SQLite User Forum

doc: date/time functions are technically non-compliant with ISO 8601
Login

doc: date/time functions are technically non-compliant with ISO 8601

(1) By anonymous on 2022-05-07 06:58:59 [link] [source]

The documentation page "Date And Time Functions" (https://www.sqlite.org/lang_datefunc.html) mentions ISO 8601. It meantions that date and time values can be stored as "text in a subset of the ISO-8601 format". However, ISO 8601 does not permit space as a separator between date and time (ISO 8601-1:2019, ยง 5.4.1). This is an RFC 3339 extension. Perhaps this part should be reworded as "text in a subset of the ISO 8601 and RFC 3339 formats"?

The documentation page "Quirks, Caveats, and Gotchas In SQLite" (https://www.sqlite.org/quirks.html) notes that dates and times can be stored "[a]s a TEXT string in the ISO-8601 format. Example: '2018-04-02 12:13:46'." The example is non-compliant with ISO 8601 (but with RFC 3339) because it uses space as a separator.
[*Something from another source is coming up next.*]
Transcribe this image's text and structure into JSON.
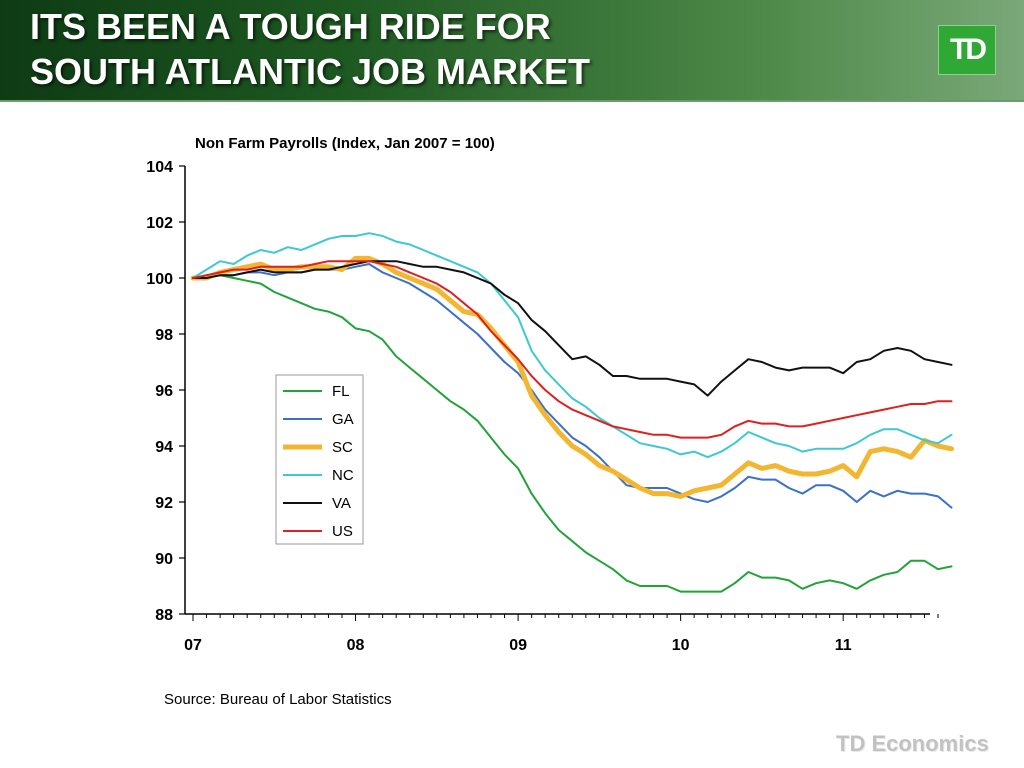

This example should be changed by replacing the space with 'T' or alternatively replacing "ISO-8601" with "RFC 3339".

In all mentions, it says ISO-8601, but the standard appears to be normally written as "ISO 8601" with a space instead of a hyphen.

(2) By Holger J (holgerj) on 2022-05-07 22:35:41 in reply to 1 [link] [source]
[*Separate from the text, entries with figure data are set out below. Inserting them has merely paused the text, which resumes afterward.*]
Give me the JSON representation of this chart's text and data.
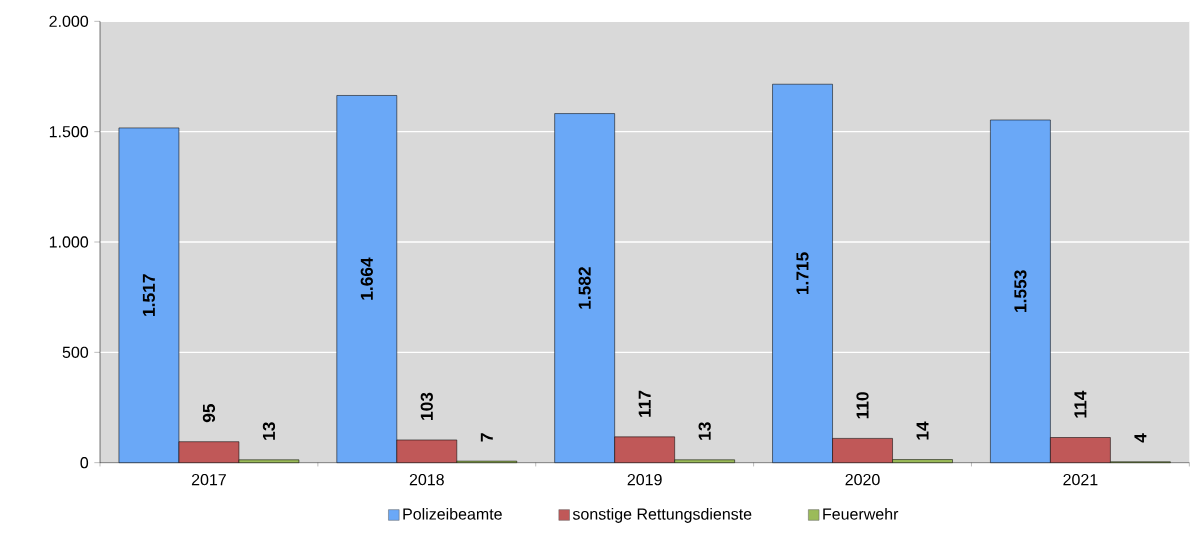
{
  "chart_data": {
    "type": "bar",
    "categories": [
      "2017",
      "2018",
      "2019",
      "2020",
      "2021"
    ],
    "series": [
      {
        "name": "Polizeibeamte",
        "color": "#6aa8f7",
        "values": [
          1517,
          1664,
          1582,
          1715,
          1553
        ],
        "value_labels": [
          "1.517",
          "1.664",
          "1.582",
          "1.715",
          "1.553"
        ]
      },
      {
        "name": "sonstige Rettungsdienste",
        "color": "#c05858",
        "values": [
          95,
          103,
          117,
          110,
          114
        ],
        "value_labels": [
          "95",
          "103",
          "117",
          "110",
          "114"
        ]
      },
      {
        "name": "Feuerwehr",
        "color": "#9bbb59",
        "values": [
          13,
          7,
          13,
          14,
          4
        ],
        "value_labels": [
          "13",
          "7",
          "13",
          "14",
          "4"
        ]
      }
    ],
    "ylim": [
      0,
      2000
    ],
    "yticks": [
      {
        "value": 0,
        "label": "0"
      },
      {
        "value": 500,
        "label": "500"
      },
      {
        "value": 1000,
        "label": "1.000"
      },
      {
        "value": 1500,
        "label": "1.500"
      },
      {
        "value": 2000,
        "label": "2.000"
      }
    ],
    "grid": "y",
    "legend": "bottom"
  }
}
Still, the format with a space separator instead of the 'T' remains the most common format, not only in the context of database systems.

Maybe the documentation should mention the RFC as well.
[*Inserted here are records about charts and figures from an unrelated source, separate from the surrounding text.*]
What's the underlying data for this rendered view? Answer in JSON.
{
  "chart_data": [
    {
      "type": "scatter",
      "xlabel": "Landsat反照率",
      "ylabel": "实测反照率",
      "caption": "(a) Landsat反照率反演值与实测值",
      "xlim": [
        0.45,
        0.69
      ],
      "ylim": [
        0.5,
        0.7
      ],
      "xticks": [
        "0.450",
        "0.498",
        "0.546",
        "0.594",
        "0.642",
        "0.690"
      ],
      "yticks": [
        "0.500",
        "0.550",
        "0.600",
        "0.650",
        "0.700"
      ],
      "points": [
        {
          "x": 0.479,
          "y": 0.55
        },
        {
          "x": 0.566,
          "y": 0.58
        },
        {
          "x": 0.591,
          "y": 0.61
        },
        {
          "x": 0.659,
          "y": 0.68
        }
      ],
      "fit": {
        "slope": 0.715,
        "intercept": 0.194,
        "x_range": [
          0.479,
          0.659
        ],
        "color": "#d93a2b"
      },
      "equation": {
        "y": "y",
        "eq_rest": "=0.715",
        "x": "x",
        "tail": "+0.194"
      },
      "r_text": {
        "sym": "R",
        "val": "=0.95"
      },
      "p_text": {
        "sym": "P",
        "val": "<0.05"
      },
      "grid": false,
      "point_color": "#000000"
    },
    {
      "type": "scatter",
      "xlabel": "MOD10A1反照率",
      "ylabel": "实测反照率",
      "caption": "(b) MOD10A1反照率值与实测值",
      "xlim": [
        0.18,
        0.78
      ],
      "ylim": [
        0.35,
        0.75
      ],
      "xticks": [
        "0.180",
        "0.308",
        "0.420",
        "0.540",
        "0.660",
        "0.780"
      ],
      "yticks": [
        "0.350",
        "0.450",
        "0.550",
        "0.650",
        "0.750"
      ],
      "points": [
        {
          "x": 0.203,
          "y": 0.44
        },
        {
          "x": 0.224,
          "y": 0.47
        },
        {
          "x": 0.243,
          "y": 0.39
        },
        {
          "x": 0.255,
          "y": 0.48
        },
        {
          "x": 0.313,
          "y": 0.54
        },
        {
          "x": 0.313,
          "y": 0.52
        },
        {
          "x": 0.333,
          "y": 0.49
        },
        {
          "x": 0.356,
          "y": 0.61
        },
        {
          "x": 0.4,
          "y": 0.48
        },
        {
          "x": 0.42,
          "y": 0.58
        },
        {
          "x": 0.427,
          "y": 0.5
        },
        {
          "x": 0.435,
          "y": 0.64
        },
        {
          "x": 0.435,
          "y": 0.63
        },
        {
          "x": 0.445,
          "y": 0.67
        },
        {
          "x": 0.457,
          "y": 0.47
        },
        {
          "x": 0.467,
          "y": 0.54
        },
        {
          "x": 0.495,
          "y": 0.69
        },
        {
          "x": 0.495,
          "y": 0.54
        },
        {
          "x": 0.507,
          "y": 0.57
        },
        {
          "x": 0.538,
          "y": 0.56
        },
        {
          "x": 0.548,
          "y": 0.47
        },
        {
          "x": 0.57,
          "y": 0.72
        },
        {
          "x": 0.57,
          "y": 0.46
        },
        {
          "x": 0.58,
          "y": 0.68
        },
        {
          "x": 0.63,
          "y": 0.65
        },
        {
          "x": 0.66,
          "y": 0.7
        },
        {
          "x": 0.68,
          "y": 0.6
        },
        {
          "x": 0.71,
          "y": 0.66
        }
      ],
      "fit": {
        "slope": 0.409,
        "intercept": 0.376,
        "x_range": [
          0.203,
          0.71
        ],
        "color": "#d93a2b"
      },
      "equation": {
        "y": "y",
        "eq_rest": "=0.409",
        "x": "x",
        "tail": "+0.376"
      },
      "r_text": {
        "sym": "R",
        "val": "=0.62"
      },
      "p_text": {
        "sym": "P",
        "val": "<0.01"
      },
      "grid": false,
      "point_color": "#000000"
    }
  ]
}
(3.1) By Keith Medcalf (kmedcalf) on 2022-05-07 23:34:39 edited from 3.0 in reply to 2 [source]

However, the datetime functions do not require either ISO 8601 nor RFC 3339. It uses ISO 8601 and RFC-3999 in respect of requiring the date/time to be stored in "big endian" notation (and the requirement for the separators used between subcomponents and the digit and padding requirements of subcomponents). That is, biggestest unit first, followed, in order from left to right, by decreasing units, followed finally by an optional localization (timezone).

The format for a date is required to be YYYY-MM-DD. The format for a time is required to be HH:MM:SS[.fffffffffffffffff] (there is no limit on the number of fractional second digits, but only the value half-even rounded to 3 places (milliseconds) will be used internally by the datetime functions), and the localization as 'Z' or '+HH:MM' or '-HH:MM'.

Each component (date, time, timezone, in that order only) may be separated from the other component by any arbitrary number of spaces. The date component and the time component must be separated by at least one space or capital T. No separation is required before the localization (timezone).

Between the date and time components a capital letter T will be treated as a space (and there may be one or more of them, intermixed with space characters, to as much as you little heart desires -- lowercase t is an error). The timezone may be separated from the time by 0 to as many spaces as your little heart desires. The entire thing may have as many trailing spaces as your little heart desires (but not leading spaces).

That means that the following are the same:

'2022-05-07 16:58:30.234 -06:00'  
'2022-05-07    TT     TTTTT  16:58:30.234-06:00                 '  

and so on and so forth.

Obviously, if your expect the text format to sort correctly then you must format the text consistently and all text representations (being compared) must have the same localization (timezone).

Properly, you should have a collation defined which sorts the text representations using full ordering (preferable) or sort only by the julianday number (representations as text that do not all have the same localization cannot be sorted properly via a string sort).